The model needs to run 15 seconds per request, which is relatively slow, and there is a timeout limit for firebaseapp that I need to satisfy for each request. The question is that I want to deploy this thing in google-kubernetes-engine, but I don't know how to deploy my image so that each pod(running an image) is running in only one gpu-node (and vice versa) and each request is directed to one available pod, meaning no two requests are directed to the same pod.

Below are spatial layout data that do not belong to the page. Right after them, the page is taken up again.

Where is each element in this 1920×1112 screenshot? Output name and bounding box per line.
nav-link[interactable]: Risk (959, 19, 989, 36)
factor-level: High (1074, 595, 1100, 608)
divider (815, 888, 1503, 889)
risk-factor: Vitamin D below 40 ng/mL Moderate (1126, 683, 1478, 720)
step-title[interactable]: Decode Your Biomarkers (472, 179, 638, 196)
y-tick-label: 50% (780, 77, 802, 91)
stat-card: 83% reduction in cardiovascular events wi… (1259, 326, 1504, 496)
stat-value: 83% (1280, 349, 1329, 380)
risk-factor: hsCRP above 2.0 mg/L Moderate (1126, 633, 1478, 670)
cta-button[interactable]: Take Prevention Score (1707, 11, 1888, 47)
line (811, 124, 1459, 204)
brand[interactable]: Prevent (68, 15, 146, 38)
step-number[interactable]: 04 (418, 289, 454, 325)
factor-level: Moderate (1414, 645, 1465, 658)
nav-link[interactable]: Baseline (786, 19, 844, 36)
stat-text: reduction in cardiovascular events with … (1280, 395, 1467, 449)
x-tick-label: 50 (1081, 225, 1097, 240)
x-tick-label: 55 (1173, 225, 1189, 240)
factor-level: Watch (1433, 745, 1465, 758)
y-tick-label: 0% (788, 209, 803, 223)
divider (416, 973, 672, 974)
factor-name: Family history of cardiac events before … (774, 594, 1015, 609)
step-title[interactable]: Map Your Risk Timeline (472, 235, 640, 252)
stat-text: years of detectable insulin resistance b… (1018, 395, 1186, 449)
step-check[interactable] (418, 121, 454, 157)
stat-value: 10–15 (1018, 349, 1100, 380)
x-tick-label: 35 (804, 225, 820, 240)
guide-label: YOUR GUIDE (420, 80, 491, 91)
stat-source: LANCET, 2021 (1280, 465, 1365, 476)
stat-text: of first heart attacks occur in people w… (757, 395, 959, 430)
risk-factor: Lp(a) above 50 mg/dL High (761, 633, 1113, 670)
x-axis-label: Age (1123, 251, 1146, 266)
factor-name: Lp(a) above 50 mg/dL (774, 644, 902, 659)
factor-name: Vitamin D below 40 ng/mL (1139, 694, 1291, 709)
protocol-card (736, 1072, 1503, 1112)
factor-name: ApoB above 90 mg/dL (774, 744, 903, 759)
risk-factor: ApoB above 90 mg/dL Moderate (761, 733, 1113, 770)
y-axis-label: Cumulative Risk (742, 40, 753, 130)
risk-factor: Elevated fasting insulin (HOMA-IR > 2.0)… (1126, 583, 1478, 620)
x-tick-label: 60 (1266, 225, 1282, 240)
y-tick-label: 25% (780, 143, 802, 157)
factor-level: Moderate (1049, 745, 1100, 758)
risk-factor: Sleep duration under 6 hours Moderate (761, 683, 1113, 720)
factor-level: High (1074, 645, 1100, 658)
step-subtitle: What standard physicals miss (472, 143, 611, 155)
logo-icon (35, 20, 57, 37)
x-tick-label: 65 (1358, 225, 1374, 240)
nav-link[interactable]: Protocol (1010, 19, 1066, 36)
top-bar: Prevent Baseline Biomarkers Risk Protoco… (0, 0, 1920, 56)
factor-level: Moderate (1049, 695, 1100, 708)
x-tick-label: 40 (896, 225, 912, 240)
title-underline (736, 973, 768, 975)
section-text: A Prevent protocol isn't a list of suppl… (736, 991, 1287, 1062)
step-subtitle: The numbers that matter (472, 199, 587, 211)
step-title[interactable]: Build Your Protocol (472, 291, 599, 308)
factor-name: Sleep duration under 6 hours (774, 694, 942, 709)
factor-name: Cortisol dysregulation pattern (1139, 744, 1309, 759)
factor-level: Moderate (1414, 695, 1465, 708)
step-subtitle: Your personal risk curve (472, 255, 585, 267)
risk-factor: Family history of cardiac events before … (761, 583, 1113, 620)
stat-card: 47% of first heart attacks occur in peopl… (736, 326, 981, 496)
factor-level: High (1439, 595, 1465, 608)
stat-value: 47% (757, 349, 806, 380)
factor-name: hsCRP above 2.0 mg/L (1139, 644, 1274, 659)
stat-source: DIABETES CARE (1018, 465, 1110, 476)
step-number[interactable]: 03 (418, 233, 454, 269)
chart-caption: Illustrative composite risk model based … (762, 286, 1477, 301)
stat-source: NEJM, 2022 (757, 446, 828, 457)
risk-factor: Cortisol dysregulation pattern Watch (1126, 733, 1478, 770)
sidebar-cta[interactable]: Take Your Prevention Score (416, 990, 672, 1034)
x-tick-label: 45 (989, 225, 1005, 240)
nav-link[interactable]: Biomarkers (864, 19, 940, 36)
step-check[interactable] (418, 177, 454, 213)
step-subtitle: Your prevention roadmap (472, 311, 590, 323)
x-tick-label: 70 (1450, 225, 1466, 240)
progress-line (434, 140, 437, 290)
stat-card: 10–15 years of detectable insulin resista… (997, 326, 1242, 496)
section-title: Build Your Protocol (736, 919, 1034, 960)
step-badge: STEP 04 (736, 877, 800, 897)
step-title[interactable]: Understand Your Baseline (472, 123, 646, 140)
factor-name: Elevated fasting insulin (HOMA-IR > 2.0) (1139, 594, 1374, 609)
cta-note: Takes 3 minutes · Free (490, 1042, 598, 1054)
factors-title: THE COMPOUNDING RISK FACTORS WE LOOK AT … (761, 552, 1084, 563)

I know there is something called Daemonset https://cloud.google.com/kubernetes-engine/docs/concepts/daemonset But I'm not sure if this fits my need. Another question is that is it possible to scale pod/gpu-nodes by requests (or by pod availability)? For example, if currently there is only one node running one pod, the first incoming request can be served, and if the second requests come in, then the second pod/gpu-node need to be generated to serve the request. What is the traffic directing mechanism? Is it Ingress Service? How do I detect pod availability in the traffic directing mechanism? To sum up, here are three questions: 1. How to direct each request to each different pod? 2. How to run only one pod in one GPU-Node? 3. How to scale (one unit of Daemonset maybe ?) and scale fast so that each request can be served within 30 seconds?
You may use Container-native load balancing in order to target pods and evenly distribute traffic.
Please have a look at pod anti-affinity, where the idea is that the pod should not run in node X if that node X is already running one or more pods that meet a rule.
For autoscaling, I would go with HPA (horizontal pod autoscaler), so pods will scale depending on the metric that is being monitored.